Review by Maria Duarte

Fresh Dressed (15)
Directed by Sacha Jenkins
3/5

THE vital quality of a good documentary is that it is watchable even when the subject has no apparent appeal.

I know very little about hip-hop and even less about fashion, so all credit to first-time director Sacha Jenkins for an interesting and never boring film covering both subjects. Indeed, more running time would have been welcome.

He explores hip-hop fashion’s remarkable genesis — depressingly, we learn that even slaves were allowed one good outfit for church — and, while commercial exploitation is endemic in the US, the background to this corruption fascinates.

Hip-hop happened in the Bronx in the 1970s where gangs became “crews,” using clothes to show who they were, or aspired to be, and vivid witnesses to the phenomenon include Pharrell Williams, Kanye and Damon Dash.

“Fashion is a whole other thing,” we’re told.
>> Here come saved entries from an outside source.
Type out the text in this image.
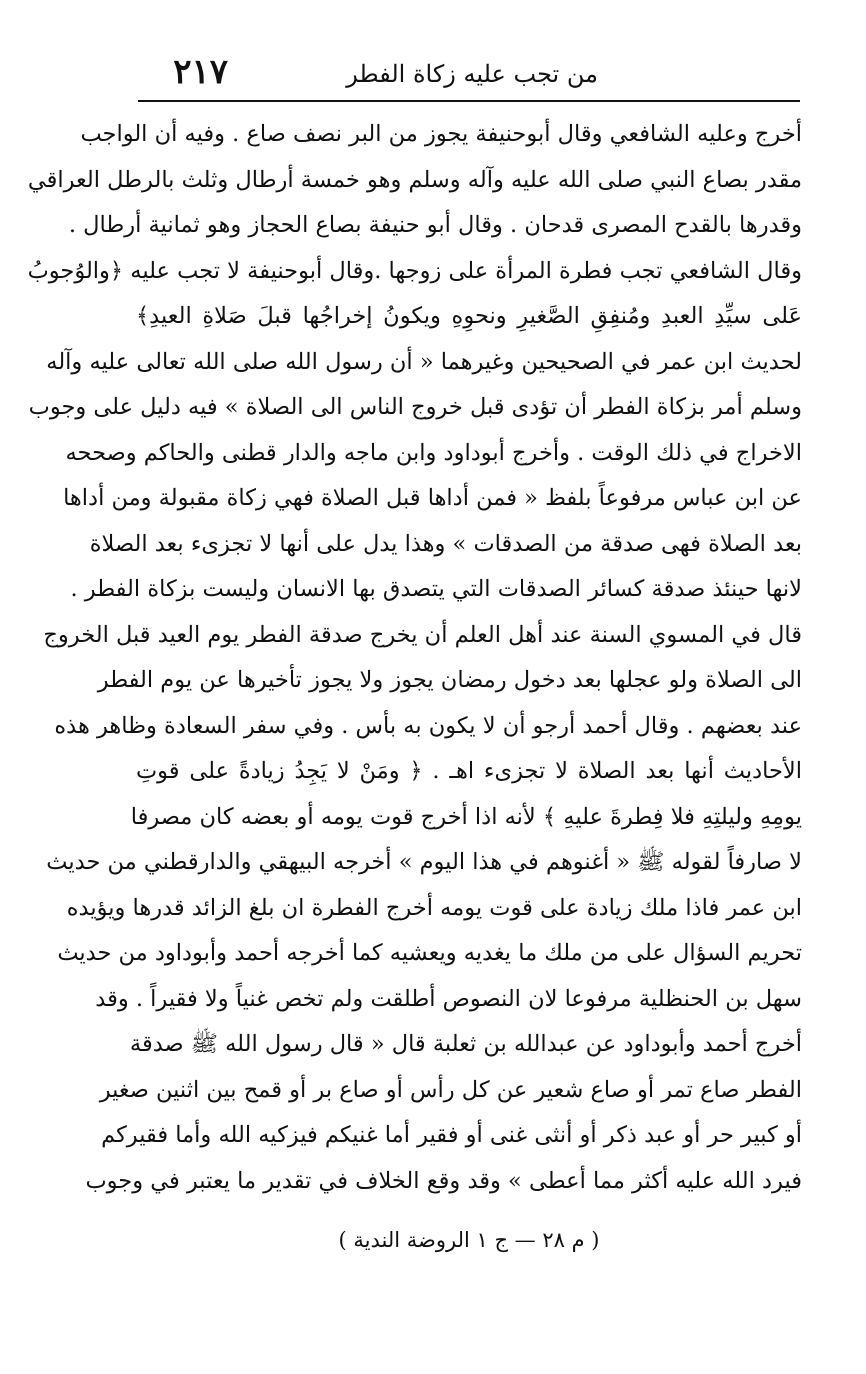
٢١٧	من تجب عليه زكاة الفطر
أخرج وعليه الشافعي وقال أبوحنيفة يجوز من البر نصف صاع . وفيه أن الواجب
مقدر بصاع النبي صلى الله عليه وآله وسلم وهو خمسة أرطال وثلث بالرطل العراقي
وقدرها بالقدح المصرى قدحان . وقال أبو حنيفة بصاع الحجاز وهو ثمانية أرطال .
وقال الشافعي تجب فطرة المرأة على زوجها .وقال أبوحنيفة لا تجب عليه ﴿والوُجوبُ
عَلى سيِّدِ العبدِ ومُنفِقِ الصَّغيرِ ونحوِهِ ويكونُ إخراجُها قبلَ صَلاةِ العيدِ﴾
لحديث ابن عمر في الصحيحين وغيرهما « أن رسول الله صلى الله تعالى عليه وآله
وسلم أمر بزكاة الفطر أن تؤدى قبل خروج الناس الى الصلاة » فيه دليل على وجوب
الاخراج في ذلك الوقت . وأخرج أبوداود وابن ماجه والدار قطنى والحاكم وصححه
عن ابن عباس مرفوعاً بلفظ « فمن أداها قبل الصلاة فهي زكاة مقبولة ومن أداها
بعد الصلاة فهى صدقة من الصدقات » وهذا يدل على أنها لا تجزىء بعد الصلاة
لانها حينئذ صدقة كسائر الصدقات التي يتصدق بها الانسان وليست بزكاة الفطر .
قال في المسوي السنة عند أهل العلم أن يخرج صدقة الفطر يوم العيد قبل الخروج
الى الصلاة ولو عجلها بعد دخول رمضان يجوز ولا يجوز تأخيرها عن يوم الفطر
عند بعضهم . وقال أحمد أرجو أن لا يكون به بأس . وفي سفر السعادة وظاهر هذه
الأحاديث أنها بعد الصلاة لا تجزىء اهـ . ﴿ ومَنْ لا يَجِدُ زيادةً على قوتِ
يومِهِ وليلتِهِ فلا فِطرةَ عليهِ ﴾ لأنه اذا أخرج قوت يومه أو بعضه كان مصرفا
لا صارفاً لقوله ﷺ « أغنوهم في هذا اليوم » أخرجه البيهقي والدارقطني من حديث
ابن عمر فاذا ملك زيادة على قوت يومه أخرج الفطرة ان بلغ الزائد قدرها ويؤيده
تحريم السؤال على من ملك ما يغديه ويعشيه كما أخرجه أحمد وأبوداود من حديث
سهل بن الحنظلية مرفوعا لان النصوص أطلقت ولم تخص غنياً ولا فقيراً . وقد
أخرج أحمد وأبوداود عن عبدالله بن ثعلبة قال « قال رسول الله ﷺ صدقة
الفطر صاع تمر أو صاع شعير عن كل رأس أو صاع بر أو قمح بين اثنين صغير
أو كبير حر أو عبد ذكر أو أنثى غنى أو فقير أما غنيكم فيزكيه الله وأما فقيركم
فيرد الله عليه أكثر مما أعطى » وقد وقع الخلاف في تقدير ما يعتبر في وجوب
( م ٢٨ — ج ١ الروضة الندية )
The mantra that if you look good, you feel good convinces, while the design influence of Easy Rider should fascinate cinephiles.

Review by Alan Frank

The Vatican Tapes
Directed by Mark Neveldine
2/5

JUST when you thought there was no more life left in the demonic possession/exorcist horror genre, along comes a film which shows it is time it is put out of its misery once and for all.

In this predictable good-versus-evil thriller, Dougray Scott plays a deeply religious military man who enlists the aid of the local priest (Michael Pena) when his 27-year-old daughter (Olivia Taylor Dudley) is possessed by a demon and modern psychiatric medicine can’t help her.

The Vatican Tapes has its creepy moments, aided by Dudley’s solid performance, but when the head of the Vatican archive and exorcist sweeps in to take charge it all turns to laughable cliches, including the final reveal.

The burning question is what possessed Scott and Pena to star in this. That’s the real mystery the film poses.